When cooling a processor or other heat-generating device, fan 308 forces air through air channels 322 of the fansink 302 and air channels 310 of the hybrid cooling module 304 such that the heat generated by the processor transfers to the air as the air passes over bottom plate 318. The heated air then exits system 300, as depicted by flow lines 324, thereby dissipating the heat generated by the processor into the local environment. In addition, as previously described, the pump circulates the heat transfer liquid through liquid channel 312 of hybrid cooling module 304, and heat generated by the processor transfers to the circulating heat transfer liquid as well as to air in air channels 310. Liquid channel 312 is adapted for transporting heat transfer liquid through a downstream heat exchanger, which dissipates heat from the heat transfer liquid into the local environment.
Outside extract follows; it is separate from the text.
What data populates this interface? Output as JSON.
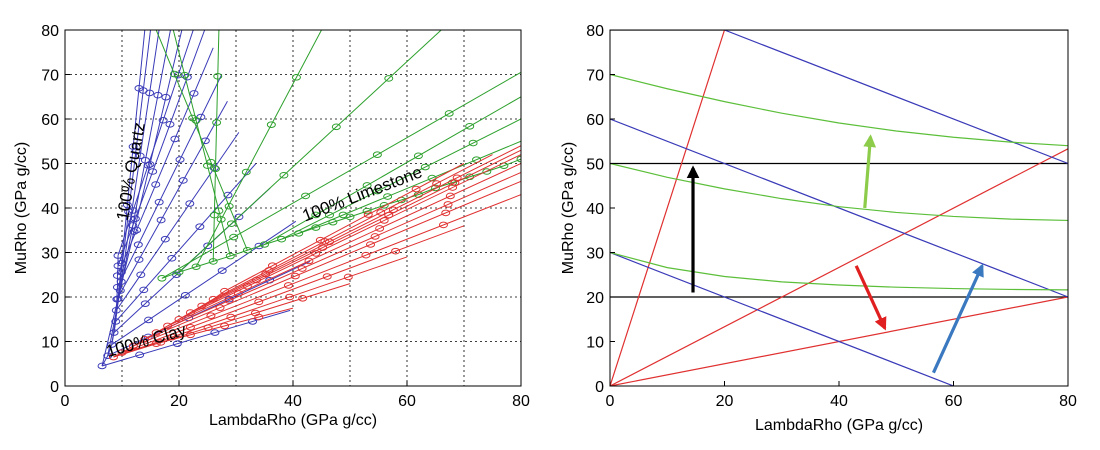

Fansink 302 and hybrid cooling module 304 may be implemented independently or in combination to dissipate heat from a processor, in order to dissipate heat from the processor in the most efficient manner. For example, fansink 302 may be implemented to dissipate a majority of the generated heat, hybrid liquid cooling module 304 may be implemented to dissipate a smaller quantity of heat, and the proportions of heat dissipated by fansink 302 and hybrid cooling module 304 may be dynamically adjusted. Alternatively, one of fansink 302 and hybrid cooling module 304 may be implemented as a primary means for heat dissipation, while the other mechanism is implemented on an as-needed basis to dissipate excess heat.
One drawback to using the hybrid cooling system 300 is that, when the pump is inoperative and no heat transfer liquid is circulated through the liquid channel 312, a substantial amount of cooling capacity is lost because air cooling provided by the fansink 302 is limited to the air channels 310, 322 that are not obstructed by the liquid channel 312. In other hybrid cooling system configurations, the fansink and the liquid cooling module may be “stacked” such that the fansink is disposed on top of the hybrid cooling module. In such configurations, when the pump is inoperative and no heat transfer liquid is circulated through the liquid channel, the standing liquid in the liquid channel acts like an insulator and retards the heat transfer between the processor or other heat-generating device and the walls of the fansink air channels, substantially decreasing the cooling efficiency of the hybrid cooling system. In addition, when such a “stacked” hybrid cooling system is installed in a peripheral component interconnect (PCI) slot, height restrictions become a concern. Consequently, the height of the fansink air channels may be reduced to allow the system to fit within the allocated space. Reducing the height of the air channels reduces the effective heat transfer area of the air channels, further decreasing the cooling efficiency of the hybrid cooling system.
As the foregoing illustrates, what is needed in the art is a way to increase the efficiency of hybrid cooling systems, especially when the liquid cooling portion of the system is not being used.